Tabanan – RI-1.com, Lembaga Pemasyarakatan (Lapas) Kelas IIB Tabanan menyerahkan piagam penghargaan kepada I Wayan Prayatha sebagai Pegawai Teladan periode April 2026 setelah memenuhi kriteria penilaian yang telah ditetapkan, Kamis (07/05). Pemberian penghargaan ini menjadi langkah nyata dalam membangun budaya kerja yang berorientasi pada kedisiplinan, dedikasi, integritas, dan pelayanan.
Kegiatan yang dilaksanakan di Halaman Lapas tersebut diikuti oleh Aparatur Sipil Negara (ASN), Calon ASN (CASN), serta peserta magang. Penentuan pegawai teladan dilakukan secara transparan melalui proses penilaian yang melibatkan seluruh petugas melalui mekanisme polling, disertai evaluasi terhadap aspek kinerja dan profesionalisme.
Kepala Lapas Tabanan, Prawira Hadiwidjojo, menyampaikan bahwa program pegawai teladan yang dilaksanakan setiap bulan merupakan bagian dari upaya menciptakan budaya kerja yang sehat dan kompetitif di lingkungan kerja.
“Penunjukan pegawai teladan merupakan langkah nyata untuk membangun budaya kerja yang berorientasi pada pelayanan dan kinerja. Kami berharap pegawai yang terpilih dapat menjadi role model bagi petugas lainnya dalam hal profesionalisme, kedisiplinan, dan dedikasi terhadap organisasi,” tegas Prawira.
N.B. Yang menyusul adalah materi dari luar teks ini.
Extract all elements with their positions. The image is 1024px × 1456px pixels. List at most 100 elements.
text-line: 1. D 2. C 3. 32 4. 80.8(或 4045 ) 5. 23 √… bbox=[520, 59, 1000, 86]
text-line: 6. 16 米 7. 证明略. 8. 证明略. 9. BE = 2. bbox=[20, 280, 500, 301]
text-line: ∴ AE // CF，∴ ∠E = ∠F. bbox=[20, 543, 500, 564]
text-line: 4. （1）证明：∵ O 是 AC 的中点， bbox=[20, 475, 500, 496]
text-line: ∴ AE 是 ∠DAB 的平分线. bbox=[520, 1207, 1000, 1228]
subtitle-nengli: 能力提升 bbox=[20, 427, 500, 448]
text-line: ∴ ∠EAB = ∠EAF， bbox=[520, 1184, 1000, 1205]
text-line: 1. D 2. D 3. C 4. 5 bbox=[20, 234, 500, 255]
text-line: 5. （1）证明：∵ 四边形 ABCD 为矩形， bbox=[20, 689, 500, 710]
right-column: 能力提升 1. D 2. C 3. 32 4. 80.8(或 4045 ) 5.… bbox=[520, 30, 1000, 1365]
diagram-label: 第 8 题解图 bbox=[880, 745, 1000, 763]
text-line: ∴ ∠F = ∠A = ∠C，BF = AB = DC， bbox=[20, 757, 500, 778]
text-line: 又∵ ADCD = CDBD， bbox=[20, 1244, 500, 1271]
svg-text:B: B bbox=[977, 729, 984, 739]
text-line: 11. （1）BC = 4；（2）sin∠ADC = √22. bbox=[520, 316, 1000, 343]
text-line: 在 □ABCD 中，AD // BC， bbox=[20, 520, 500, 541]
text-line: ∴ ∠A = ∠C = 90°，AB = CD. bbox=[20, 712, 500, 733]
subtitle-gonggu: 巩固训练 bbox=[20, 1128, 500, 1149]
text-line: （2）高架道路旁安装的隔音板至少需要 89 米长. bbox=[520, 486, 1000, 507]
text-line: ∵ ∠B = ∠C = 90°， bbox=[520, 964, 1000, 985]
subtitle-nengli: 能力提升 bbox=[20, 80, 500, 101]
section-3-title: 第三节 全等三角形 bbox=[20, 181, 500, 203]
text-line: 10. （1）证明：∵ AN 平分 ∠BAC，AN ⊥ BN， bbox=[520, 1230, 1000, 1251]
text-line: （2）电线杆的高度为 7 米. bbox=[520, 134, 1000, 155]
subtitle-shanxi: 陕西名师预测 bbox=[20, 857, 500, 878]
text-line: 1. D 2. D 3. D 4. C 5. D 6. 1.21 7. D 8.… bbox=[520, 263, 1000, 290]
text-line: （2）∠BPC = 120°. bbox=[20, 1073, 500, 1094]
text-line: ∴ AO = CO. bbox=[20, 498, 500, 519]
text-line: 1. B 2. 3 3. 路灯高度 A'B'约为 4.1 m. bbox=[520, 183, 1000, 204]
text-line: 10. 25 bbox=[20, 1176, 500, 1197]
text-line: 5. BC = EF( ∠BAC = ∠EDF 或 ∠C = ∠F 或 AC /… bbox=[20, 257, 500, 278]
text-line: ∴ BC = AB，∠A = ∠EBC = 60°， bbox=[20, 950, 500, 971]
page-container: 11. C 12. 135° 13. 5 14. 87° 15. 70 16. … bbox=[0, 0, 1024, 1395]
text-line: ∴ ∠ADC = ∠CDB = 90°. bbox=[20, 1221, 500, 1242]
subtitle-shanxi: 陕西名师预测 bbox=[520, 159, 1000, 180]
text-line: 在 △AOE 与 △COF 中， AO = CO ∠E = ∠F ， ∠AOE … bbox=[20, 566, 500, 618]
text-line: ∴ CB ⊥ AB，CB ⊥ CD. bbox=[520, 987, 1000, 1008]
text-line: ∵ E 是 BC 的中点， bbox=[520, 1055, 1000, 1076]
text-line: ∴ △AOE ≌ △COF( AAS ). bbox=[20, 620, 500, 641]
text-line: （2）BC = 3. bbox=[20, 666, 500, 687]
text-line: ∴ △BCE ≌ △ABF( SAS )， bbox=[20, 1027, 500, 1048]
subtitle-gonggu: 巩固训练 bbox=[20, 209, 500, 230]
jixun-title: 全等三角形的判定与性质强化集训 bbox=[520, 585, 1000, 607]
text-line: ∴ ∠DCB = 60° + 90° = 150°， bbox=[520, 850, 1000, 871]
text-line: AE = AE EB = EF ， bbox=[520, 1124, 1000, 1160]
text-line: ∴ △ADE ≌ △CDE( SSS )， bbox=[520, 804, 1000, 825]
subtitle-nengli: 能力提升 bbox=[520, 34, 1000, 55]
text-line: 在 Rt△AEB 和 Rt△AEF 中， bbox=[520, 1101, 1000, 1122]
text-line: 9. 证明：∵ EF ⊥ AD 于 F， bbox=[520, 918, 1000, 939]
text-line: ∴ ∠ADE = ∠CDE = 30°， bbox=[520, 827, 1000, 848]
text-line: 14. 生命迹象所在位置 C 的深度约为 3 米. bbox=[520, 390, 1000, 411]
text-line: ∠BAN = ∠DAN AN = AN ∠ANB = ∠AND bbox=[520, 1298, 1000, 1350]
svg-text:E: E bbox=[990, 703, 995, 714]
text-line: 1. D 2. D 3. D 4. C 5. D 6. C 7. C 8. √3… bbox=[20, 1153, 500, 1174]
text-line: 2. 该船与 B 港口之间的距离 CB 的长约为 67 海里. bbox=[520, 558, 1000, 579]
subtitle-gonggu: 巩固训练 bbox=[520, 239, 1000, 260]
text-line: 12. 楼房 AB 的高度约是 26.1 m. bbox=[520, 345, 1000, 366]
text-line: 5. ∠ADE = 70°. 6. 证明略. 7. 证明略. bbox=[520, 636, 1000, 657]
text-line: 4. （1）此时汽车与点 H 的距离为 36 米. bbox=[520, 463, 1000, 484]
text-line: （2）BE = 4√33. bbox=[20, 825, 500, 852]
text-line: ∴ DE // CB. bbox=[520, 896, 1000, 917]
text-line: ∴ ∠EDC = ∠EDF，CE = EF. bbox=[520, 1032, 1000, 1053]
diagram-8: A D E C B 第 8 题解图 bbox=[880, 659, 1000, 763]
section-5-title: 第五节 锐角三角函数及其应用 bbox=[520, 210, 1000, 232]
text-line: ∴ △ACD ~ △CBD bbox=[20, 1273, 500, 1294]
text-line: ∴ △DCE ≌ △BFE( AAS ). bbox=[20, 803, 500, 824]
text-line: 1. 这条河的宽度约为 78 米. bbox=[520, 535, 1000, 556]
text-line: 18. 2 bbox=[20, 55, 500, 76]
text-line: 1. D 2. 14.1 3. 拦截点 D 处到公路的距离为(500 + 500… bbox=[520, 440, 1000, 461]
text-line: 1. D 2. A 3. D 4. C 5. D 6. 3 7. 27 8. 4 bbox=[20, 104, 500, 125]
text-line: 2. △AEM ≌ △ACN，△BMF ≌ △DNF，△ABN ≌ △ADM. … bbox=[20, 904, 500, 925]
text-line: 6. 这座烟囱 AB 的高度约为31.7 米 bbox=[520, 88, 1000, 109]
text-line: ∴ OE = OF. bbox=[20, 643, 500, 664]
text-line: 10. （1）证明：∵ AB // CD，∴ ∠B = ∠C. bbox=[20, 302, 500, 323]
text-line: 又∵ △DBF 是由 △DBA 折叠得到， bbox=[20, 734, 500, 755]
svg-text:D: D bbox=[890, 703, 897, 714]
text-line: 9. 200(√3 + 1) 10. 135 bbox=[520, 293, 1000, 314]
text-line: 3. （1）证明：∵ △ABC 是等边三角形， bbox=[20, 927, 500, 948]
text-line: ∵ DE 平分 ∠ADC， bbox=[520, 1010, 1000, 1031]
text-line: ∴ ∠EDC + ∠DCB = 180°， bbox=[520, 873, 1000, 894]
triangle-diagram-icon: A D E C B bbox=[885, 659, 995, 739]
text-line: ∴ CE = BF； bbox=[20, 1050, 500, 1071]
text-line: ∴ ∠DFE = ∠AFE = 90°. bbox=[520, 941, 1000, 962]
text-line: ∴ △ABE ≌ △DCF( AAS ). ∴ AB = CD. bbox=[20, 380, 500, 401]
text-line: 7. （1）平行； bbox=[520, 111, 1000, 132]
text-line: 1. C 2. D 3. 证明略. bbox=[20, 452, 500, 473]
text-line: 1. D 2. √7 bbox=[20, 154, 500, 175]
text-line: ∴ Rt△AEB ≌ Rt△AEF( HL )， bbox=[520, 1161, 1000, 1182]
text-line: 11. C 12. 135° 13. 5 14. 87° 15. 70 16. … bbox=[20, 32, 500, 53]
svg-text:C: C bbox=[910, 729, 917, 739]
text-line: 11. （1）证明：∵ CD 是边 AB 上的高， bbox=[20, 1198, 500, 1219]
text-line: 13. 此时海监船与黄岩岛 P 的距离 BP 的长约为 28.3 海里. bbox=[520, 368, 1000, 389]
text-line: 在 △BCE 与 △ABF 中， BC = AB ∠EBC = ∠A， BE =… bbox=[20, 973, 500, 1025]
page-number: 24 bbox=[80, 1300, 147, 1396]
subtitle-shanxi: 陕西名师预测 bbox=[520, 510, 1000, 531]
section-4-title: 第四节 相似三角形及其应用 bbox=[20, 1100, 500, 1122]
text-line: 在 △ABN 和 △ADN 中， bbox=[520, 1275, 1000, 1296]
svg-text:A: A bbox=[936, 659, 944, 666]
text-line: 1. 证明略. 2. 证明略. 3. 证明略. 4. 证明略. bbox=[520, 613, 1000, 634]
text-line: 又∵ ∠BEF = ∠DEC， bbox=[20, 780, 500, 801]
Sementara itu, Ketua Tim Penilai Pegawai Teladan, Nur Bagus Wahyudi, menjelaskan bahwa penilaian dilakukan secara objektif dan adil berdasarkan kualifikasi, kompetensi, serta capaian kinerja masing-masing pegawai. “Program pegawai teladan merupakan bagian dari manajemen ASN yang menitikberatkan pada penilaian kinerja secara adil dan transparan. Dengan mekanisme ini, setiap pegawai memiliki kesempatan yang sama untuk menunjukkan kualitas kerjanya,” jelasnya.
Menerima penghargaan tersebut, I Wayan Prayatha mengaku bersyukur dan menjadikan apresiasi yang diterima sebagai motivasi untuk terus meningkatkan kualitas kerja dan pelayanan. “Penghargaan ini menjadi semangat bagi saya untuk terus bekerja lebih baik, menjaga integritas, dan memberikan pelayanan yang maksimal dalam pelaksanaan tugas,” ungkapnya.
Bagi Lapas Tabanan, apresiasi bukan sekadar penghargaan atas capaian, tetapi cara untuk menumbuhkan teladan di lingkungan kerja. Ketika dedikasi dan integritas dihargai, budaya kerja yang positif akan tumbuh, dan semangat untuk memberikan yang terbaik akan menular kepada sesama.